Envelope sacks or “plachten”, woven from hemp threads
are put to utilitarian domestic uses without further treatment.
Linen woven from strands of flax roving is naturally grey or yellow.
A brighter white is required for table and bed linens, as well as
underwear and towels. Whitened linen roving undergoes a bleaching
process for several days. Neither money nor bleaching chemicals
were needed for the bleaching process: water and sunshine were used
to obtain the desired white hue. Linen roving was spread on a flat
grass lawn for solar-bleaching: fibers were moistened with water
and exposed to sunshine, until achieving the brightest white.
The labor demands for “scutching”, “hackling”,
and “spinning” roving were accomplished through a neighborly
work-gathering with social festivity.
The weaving of woolen textiles, especially the woven wool blanket
(wolldecke) “kindsplacht” in various bright colors (bunte),
either in vertical stripes (gestrifte) or plaid (kariete), is culturally
recognized as Bessarabian-German folk-art. The vibrantly colored
“kindsplacht” provide a distinctive visual image, because
infants were envelope-wrapped into a folded pouch-sling, which then
were carried over the shoulder by their mothers whenever having
gardening or household tasks outdoors or during a pleasure stroll.
The size of “kindsplacht” was 90cm to 100cm width and
2m to 2.2m in length.
[Often referred as “Paradies-Decken” or “Kanapee-Schal”]
These vividly colored woolen “plachten” found various
uses in a domestic household and provided extra protection from
winter cold. Also, the suspended-spring seats on buggies were festively
covered with them when visiting a neighboring village. Commonly
the seating areas of “kanapees”/day beds and “truhen”/trunk-chests
were festively covered with them. [For further warmth, these afgan-type
shawls comforted both the elderly and the sick.]
[Known as “Bodenteppe”, these woolen floor coverings
mimic-sported the identical colored stripes of the kanapee-schal.]
Related in pattern, but different as thick-slubbed weft, were the
“Bodenplachten” or “Lumpenplachten”. They
were the “Persian rugs” (Perserteppiche) of the Bessarabian-Germans.
This rag-rug (teppichen) was woven of slubbed open-weft, using chain
strips of woolen or cotton rags.

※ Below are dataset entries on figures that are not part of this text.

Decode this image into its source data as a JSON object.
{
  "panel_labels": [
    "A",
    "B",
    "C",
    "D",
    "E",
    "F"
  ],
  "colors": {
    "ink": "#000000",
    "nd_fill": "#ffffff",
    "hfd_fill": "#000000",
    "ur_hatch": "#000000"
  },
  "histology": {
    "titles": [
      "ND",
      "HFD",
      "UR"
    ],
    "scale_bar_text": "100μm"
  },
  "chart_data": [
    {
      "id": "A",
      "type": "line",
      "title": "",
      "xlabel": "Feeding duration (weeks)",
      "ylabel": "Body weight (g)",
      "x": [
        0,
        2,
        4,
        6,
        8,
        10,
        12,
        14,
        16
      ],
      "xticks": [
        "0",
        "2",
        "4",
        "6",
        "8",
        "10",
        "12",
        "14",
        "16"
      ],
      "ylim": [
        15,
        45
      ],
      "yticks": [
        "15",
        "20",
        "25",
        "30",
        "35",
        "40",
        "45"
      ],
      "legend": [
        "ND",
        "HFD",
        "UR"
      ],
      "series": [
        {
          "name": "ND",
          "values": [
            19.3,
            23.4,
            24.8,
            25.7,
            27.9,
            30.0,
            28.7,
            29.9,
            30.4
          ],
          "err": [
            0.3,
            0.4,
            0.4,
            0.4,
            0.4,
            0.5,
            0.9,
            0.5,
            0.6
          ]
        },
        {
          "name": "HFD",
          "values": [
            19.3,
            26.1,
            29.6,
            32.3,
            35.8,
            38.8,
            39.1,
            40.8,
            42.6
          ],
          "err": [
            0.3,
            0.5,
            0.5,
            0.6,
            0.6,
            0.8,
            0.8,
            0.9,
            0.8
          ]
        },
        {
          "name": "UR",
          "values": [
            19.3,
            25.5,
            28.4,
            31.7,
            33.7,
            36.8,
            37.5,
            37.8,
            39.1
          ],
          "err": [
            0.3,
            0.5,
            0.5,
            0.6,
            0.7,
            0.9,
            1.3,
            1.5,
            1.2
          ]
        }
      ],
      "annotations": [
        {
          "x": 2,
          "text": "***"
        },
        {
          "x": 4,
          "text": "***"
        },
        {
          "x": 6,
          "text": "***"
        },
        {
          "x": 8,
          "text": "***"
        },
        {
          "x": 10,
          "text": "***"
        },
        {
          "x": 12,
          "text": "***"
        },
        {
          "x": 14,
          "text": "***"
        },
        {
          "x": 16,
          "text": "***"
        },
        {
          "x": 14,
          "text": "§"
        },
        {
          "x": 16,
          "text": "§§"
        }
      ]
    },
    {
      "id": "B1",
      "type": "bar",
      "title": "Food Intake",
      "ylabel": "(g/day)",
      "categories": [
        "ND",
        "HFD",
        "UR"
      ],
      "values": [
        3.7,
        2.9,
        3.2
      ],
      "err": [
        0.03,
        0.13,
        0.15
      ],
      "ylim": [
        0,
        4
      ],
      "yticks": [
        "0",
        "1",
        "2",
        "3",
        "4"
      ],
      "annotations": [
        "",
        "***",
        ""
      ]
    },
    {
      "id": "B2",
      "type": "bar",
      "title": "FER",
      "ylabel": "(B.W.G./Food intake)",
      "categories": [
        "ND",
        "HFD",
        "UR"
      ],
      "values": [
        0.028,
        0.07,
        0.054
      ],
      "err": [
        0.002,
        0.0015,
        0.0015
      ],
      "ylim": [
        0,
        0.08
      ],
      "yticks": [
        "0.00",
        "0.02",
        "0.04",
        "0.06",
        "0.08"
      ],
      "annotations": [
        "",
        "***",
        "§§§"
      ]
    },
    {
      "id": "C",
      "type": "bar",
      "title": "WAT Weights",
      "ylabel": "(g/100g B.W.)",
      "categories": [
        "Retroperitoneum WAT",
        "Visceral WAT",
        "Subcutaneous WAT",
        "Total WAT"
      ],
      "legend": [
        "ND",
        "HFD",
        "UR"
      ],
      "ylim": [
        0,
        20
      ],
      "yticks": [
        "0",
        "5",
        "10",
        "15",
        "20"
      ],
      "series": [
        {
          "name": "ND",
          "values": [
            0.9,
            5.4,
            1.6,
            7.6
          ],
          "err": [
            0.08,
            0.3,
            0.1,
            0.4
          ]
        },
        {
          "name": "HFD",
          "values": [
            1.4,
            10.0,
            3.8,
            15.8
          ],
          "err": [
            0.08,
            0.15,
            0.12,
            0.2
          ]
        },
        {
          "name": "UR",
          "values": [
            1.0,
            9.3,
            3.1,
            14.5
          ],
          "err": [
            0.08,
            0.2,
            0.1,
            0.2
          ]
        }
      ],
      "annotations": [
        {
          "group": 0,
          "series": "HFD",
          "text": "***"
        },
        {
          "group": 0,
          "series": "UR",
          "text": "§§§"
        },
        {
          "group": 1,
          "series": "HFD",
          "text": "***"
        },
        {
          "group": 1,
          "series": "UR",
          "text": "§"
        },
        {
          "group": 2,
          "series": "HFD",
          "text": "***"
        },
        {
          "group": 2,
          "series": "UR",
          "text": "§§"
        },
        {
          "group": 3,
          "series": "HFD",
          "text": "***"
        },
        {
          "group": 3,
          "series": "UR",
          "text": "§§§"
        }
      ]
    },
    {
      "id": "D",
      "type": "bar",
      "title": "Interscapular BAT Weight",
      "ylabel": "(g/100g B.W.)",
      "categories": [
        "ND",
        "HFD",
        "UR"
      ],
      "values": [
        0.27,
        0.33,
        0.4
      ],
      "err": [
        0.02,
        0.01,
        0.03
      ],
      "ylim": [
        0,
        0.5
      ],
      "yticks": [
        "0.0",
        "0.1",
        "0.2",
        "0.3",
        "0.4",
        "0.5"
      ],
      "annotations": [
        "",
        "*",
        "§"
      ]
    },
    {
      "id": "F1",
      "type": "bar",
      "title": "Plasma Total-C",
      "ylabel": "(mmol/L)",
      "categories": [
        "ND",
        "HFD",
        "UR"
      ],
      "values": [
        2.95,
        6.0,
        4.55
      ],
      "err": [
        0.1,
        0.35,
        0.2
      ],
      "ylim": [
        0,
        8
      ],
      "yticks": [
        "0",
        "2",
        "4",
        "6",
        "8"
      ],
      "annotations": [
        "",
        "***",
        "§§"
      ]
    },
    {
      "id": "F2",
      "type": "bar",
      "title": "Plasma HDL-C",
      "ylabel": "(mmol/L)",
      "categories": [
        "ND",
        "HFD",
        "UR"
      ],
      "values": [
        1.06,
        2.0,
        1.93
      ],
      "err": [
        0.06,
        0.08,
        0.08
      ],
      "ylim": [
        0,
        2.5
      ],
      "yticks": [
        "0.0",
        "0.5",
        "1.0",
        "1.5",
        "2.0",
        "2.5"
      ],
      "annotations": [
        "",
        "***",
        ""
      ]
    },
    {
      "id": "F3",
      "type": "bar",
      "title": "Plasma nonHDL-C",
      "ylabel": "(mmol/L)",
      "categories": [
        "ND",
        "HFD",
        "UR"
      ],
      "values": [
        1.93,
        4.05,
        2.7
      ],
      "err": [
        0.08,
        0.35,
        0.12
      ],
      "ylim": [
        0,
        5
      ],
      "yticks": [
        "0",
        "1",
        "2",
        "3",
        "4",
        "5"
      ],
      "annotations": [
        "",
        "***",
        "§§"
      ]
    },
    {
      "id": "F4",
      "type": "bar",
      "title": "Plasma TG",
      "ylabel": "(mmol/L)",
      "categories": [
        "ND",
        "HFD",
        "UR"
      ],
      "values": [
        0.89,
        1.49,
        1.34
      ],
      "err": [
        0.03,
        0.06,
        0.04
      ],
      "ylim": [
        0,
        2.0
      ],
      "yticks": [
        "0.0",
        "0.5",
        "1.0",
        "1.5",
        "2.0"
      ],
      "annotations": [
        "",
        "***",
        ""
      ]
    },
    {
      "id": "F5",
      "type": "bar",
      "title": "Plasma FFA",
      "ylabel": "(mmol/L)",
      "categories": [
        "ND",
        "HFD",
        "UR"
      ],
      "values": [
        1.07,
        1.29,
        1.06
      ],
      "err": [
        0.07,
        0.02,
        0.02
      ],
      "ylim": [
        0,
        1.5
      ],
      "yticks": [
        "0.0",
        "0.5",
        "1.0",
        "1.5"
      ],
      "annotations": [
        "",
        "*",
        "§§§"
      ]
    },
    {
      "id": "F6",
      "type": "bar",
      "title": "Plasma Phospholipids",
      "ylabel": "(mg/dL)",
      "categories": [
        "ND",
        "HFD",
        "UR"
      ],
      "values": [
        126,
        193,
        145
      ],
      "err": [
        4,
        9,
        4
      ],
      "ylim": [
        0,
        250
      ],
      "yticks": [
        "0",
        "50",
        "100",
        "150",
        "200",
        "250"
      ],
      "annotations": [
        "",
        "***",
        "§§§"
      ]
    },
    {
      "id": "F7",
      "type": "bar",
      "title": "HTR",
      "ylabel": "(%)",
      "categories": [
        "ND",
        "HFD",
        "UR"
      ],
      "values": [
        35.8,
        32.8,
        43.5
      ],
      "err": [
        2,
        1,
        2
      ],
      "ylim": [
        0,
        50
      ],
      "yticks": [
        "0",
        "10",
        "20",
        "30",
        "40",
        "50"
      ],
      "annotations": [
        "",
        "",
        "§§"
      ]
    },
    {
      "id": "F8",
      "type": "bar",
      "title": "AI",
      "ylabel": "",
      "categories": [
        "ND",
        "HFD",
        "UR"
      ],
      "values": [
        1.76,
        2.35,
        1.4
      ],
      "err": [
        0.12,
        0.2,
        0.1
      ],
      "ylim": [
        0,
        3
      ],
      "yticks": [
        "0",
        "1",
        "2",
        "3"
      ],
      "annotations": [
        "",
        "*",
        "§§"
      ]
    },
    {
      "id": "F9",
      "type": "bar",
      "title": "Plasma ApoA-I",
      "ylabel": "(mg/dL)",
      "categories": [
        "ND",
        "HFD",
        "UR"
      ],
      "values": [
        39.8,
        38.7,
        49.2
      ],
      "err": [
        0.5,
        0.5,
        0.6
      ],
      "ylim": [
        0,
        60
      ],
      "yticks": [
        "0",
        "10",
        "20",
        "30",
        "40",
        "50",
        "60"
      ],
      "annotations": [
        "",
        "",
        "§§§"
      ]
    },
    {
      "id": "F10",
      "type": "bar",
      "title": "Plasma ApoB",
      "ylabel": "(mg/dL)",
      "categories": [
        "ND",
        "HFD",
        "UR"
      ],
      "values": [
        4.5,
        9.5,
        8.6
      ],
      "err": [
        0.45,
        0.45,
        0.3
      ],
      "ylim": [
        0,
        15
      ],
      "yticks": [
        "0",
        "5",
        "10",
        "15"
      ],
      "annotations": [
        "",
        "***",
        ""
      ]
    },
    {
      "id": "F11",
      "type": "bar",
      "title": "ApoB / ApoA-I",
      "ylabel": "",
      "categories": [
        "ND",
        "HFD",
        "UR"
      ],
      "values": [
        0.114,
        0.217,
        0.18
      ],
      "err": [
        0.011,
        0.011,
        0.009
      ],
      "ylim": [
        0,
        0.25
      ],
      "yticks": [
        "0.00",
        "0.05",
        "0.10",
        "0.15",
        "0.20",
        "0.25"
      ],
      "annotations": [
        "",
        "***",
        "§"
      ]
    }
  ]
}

They were 60cm to 160cm wide and
2m to 8m long.
A weaving-triumph specialty in using six-and-eight-heddle counter-marche
looms: were the interlocked two-layers of double-weave “wollen
tuch”/fringed woolen blanket (which was felted, knapped, and
blocked into a dense fabric). [Since the women’s dress conventions
of that century included neither additional protection of men’s
pants (“bloomers” were very yet unknown before 1890)
nor men’s “pelz-mantel”/winter sheep fleece coats
for maximum warmth.] Women merely draped layers of clothing: commonly
draping around their shoulders these extra-heavy felted double-weave
shawl-blankets with long twisted fringes. With distinctive 30cm
border-patterns of either plaid or jacquard patterns (plus double-back
twisted woolen fringes), these heavy mantels served as “kindsplacht”

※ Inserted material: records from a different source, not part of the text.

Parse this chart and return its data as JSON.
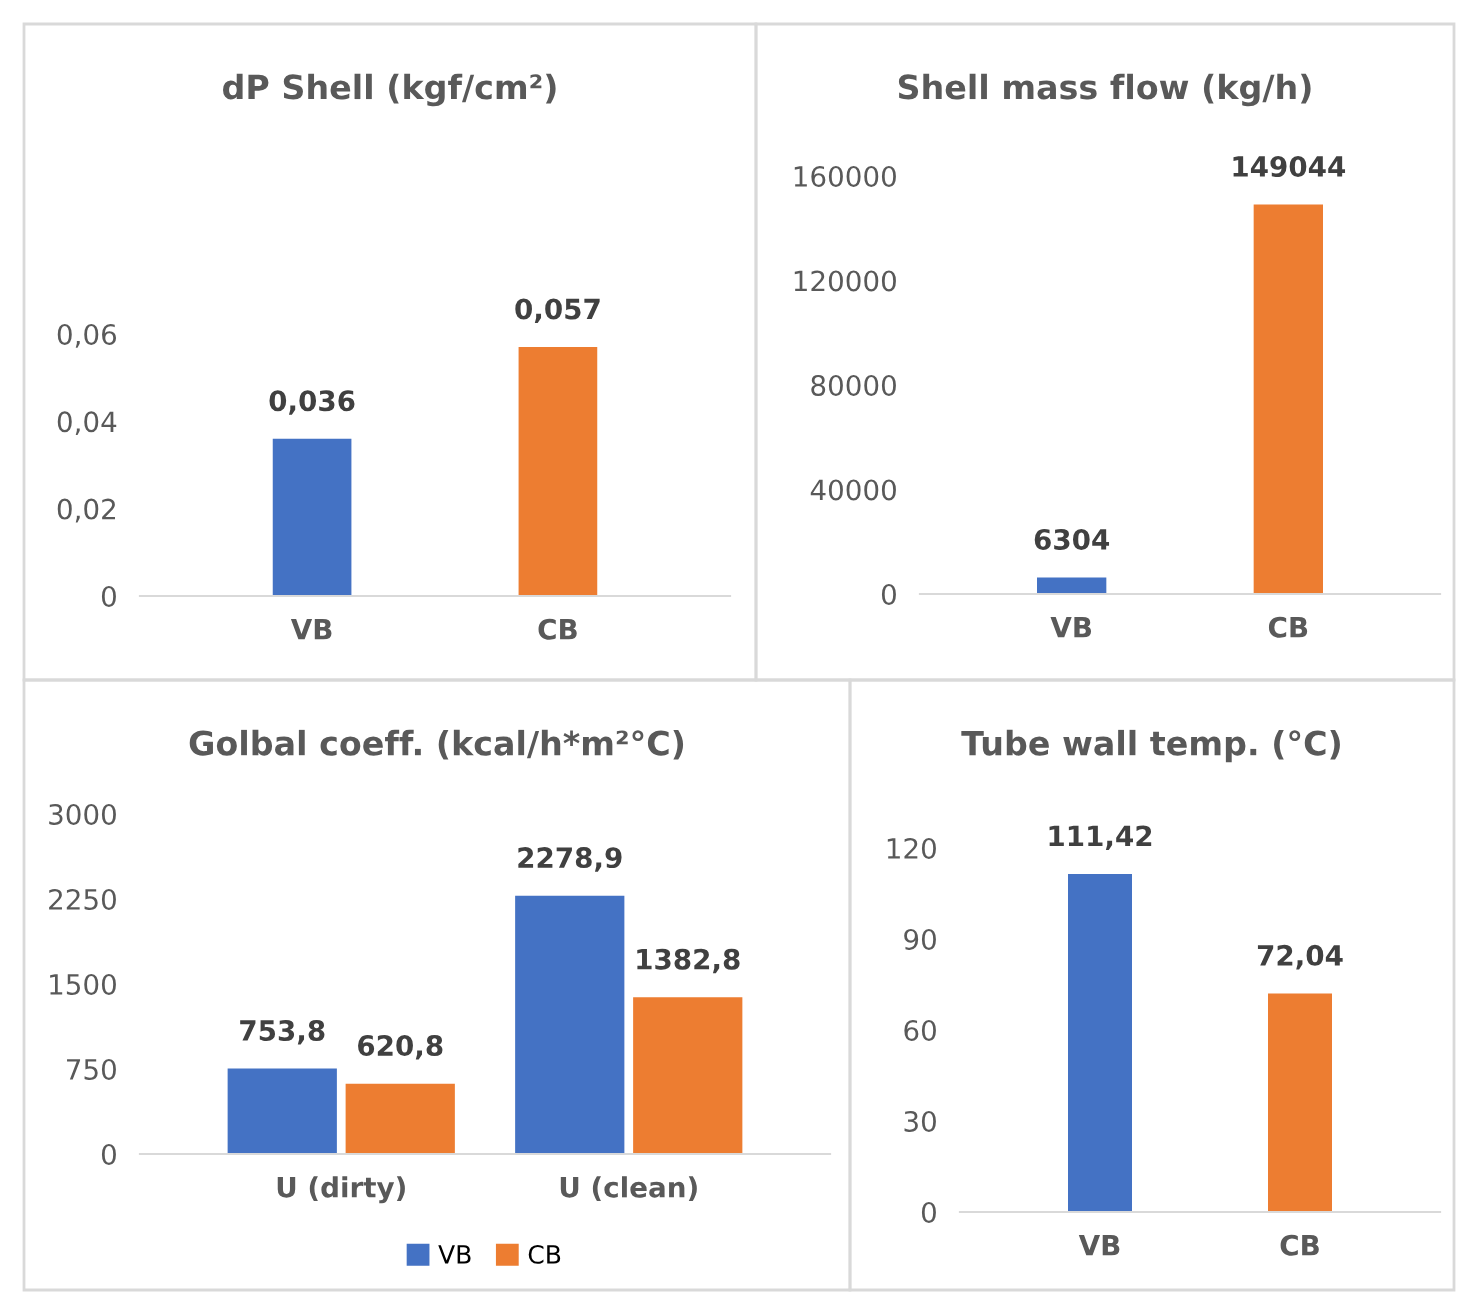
{
  "chart_data": [
    {
      "type": "bar",
      "title": "dP Shell (kgf/cm²)",
      "categories": [
        "VB",
        "CB"
      ],
      "values": [
        0.036,
        0.057
      ],
      "colors": [
        "#4472c4",
        "#ed7d31"
      ],
      "value_labels": [
        "0,036",
        "0,057"
      ],
      "ylim": [
        0,
        0.06
      ],
      "yticks": [
        0,
        {
          "value": 0.02,
          "label": "0,02"
        },
        {
          "value": 0.04,
          "label": "0,04"
        },
        {
          "value": 0.06,
          "label": "0,06"
        }
      ],
      "grid": false,
      "legend": false
    },
    {
      "type": "bar",
      "title": "Shell mass flow (kg/h)",
      "categories": [
        "VB",
        "CB"
      ],
      "values": [
        6304,
        149044
      ],
      "colors": [
        "#4472c4",
        "#ed7d31"
      ],
      "data_labels": true,
      "ylim": [
        0,
        160000
      ],
      "yticks": [
        0,
        40000,
        80000,
        120000,
        160000
      ],
      "grid": false,
      "legend": false
    },
    {
      "type": "bar",
      "title": "Golbal coeff. (kcal/h*m²°C)",
      "categories": [
        "U (dirty)",
        "U (clean)"
      ],
      "series": [
        {
          "name": "VB",
          "color": "#4472c4",
          "values": [
            753.8,
            2278.9
          ],
          "value_labels": [
            "753,8",
            "2278,9"
          ]
        },
        {
          "name": "CB",
          "color": "#ed7d31",
          "values": [
            620.8,
            1382.8
          ],
          "value_labels": [
            "620,8",
            "1382,8"
          ]
        }
      ],
      "ylim": [
        0,
        3000
      ],
      "yticks": [
        0,
        750,
        1500,
        2250,
        3000
      ],
      "grid": false,
      "legend": "bottom"
    },
    {
      "type": "bar",
      "title": "Tube wall temp. (°C)",
      "categories": [
        "VB",
        "CB"
      ],
      "values": [
        111.42,
        72.04
      ],
      "colors": [
        "#4472c4",
        "#ed7d31"
      ],
      "value_labels": [
        "111,42",
        "72,04"
      ],
      "ylim": [
        0,
        120
      ],
      "yticks": [
        0,
        30,
        60,
        90,
        120
      ],
      "grid": false,
      "legend": false
    }
  ]
}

during frigid winters. They had a square shape, rather than rectangular
shape, with 22cm long double back-twisted fringes. [A similar textile
comparison is the extra heavy Pendelton woolen blankets.]
In later years [circa 1900-1920], these blankets were purchased
in dry-goods merchantiles. After 1914, all of these distinctive
hand-crafted textiles were no longer produced within the domestic
household, soon becoming an extinct folk tradition.